Skip to content

Dataset

A specific dataset of a source with a clear scope, consisting of individual entities. Example: "Company register of the Republic of Moldova" or "Lobby register of the German Bundestag". A dataset can either be a "one shot", i.e. generated only once, or incrementally updated (daily, weekly, monthly...) if the data source allows it.

Datasets can be part of a data catalog.

A dataset is found remotely as a JSON file that holds the metadata and references resource files for the included data.

Examples

Metadata

The dataset model for investigraph is adapted from the nomenklatura library.

A dataset requires two properties, name and title, and a list of resources.

It usually has more metadata, including a summary and describing the publishing source.
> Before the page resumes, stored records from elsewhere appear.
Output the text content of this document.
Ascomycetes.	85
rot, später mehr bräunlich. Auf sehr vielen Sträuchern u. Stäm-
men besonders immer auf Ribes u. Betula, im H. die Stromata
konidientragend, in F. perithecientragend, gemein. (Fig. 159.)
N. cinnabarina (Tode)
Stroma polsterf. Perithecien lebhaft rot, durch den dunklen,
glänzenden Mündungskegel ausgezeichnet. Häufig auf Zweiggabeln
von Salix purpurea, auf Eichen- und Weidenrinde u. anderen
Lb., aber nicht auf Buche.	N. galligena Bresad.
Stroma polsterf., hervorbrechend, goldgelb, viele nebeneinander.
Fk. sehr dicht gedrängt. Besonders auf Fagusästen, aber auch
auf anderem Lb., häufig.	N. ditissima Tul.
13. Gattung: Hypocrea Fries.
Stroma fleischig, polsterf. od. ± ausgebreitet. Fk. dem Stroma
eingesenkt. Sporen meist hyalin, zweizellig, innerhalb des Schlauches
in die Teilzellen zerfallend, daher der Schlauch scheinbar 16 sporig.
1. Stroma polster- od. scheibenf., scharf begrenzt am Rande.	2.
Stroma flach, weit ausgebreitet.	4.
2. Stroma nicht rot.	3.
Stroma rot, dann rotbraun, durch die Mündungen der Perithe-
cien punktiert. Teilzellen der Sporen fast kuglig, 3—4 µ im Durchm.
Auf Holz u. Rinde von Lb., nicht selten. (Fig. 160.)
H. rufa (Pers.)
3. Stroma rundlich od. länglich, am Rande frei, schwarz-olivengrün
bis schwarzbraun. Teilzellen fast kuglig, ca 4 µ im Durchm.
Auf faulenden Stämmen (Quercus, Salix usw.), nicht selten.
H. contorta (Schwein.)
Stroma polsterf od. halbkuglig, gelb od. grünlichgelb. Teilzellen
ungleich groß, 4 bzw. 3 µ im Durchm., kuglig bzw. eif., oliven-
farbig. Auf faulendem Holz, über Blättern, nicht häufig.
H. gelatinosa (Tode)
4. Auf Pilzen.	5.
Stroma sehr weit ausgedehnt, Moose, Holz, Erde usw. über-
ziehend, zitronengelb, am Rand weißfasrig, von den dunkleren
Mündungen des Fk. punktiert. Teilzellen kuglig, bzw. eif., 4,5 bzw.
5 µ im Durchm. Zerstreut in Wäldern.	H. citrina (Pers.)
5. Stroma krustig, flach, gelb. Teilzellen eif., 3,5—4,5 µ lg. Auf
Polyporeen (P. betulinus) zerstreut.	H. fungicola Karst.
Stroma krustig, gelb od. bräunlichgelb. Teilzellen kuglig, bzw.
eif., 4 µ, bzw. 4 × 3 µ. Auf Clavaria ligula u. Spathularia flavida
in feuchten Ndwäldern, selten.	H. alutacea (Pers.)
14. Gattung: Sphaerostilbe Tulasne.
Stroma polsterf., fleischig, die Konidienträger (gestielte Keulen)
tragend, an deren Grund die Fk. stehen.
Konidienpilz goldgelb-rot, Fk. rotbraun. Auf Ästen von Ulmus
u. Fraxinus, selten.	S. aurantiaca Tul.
The full metadata for the EC meetings example dataset as defined in the config.yml here:

name: ec_meetings
title: European Commission - Meetings with interest representatives
prefix: ec
country: eu
summary: |
  The Commission applies strict rules on transparency concerning its contacts
  and relations with interest representatives: it requires all its Members, their
  closest advisors (members of Cabinet) and all Directors-General to meet only
  interest representatives that are registered in the Transparency Register and
  to publish information on such meetings. Those measures fall within the
  meaning and scope of the conditionality and complementary transparency
  measures provided for in the Interinstitutional Agreement establishing the
  mandatory Transparency Register.
resources:
  - name: entities.ftm.json
    url: https://data.ftm.store/investigraph/ec_meetings/entities.ftm.json
    mime_type: application/json+ftm
publisher:
  name: European Commission Secretariat-General
  description: |
    The Secretariat-General is responsible for the overall coherence of the
    Commission’s work – both in shaping new policies, and in steering them
    through the other EU institutions. It supports the whole Commission.
  url: https://commission.europa.eu/about-european-commission/departments-and-executive-agencies/secretariat-general_en

which then turns into this JSON output (as a dataset index.json as seen here):

{
  "name": "ec_meetings",
  "title": "European Commission - Meetings with interest representatives",
  "summary": "The Commission applies strict rules on transparency concerning its contacts\nand relations with interest representatives: it requires all its Members, their\nclosest advisors (members of Cabinet) and all Directors-General to meet only\ninterest representatives that are registered in the Transparency Register and\nto publish information on such meetings. Those measures fall within the\nmeaning and scope of the conditionality and complementary transparency\nmeasures provided for in the Interinstitutional Agreement establishing the\nmandatory Transparency Register.",
  "updated_at": "2023-05-02T01:07:48",
  "resources": [
    {
      "name": "entities.ftm.json",
      "url": "https://data.ftm.store/ec_meetings/entities.ftm.json",
      "mime_type": "application/json+ftm",
      "mime_type_label": "FollowTheMoney Entities"
    }
  ],
  "children": [],
  "publisher": {
    "name": "European Commission Secretariat-General",
    "url": "https://commission.europa.eu/about-european-commission/departments-and-executive-agencies/secretariat-general_en",
    "description": "The Secretariat-General is responsible for the overall coherence of the\nCommission’s work – both in shaping new policies, and in steering them\nthrough the other EU institutions. It supports the whole Commission.",
    "official": false
  }
}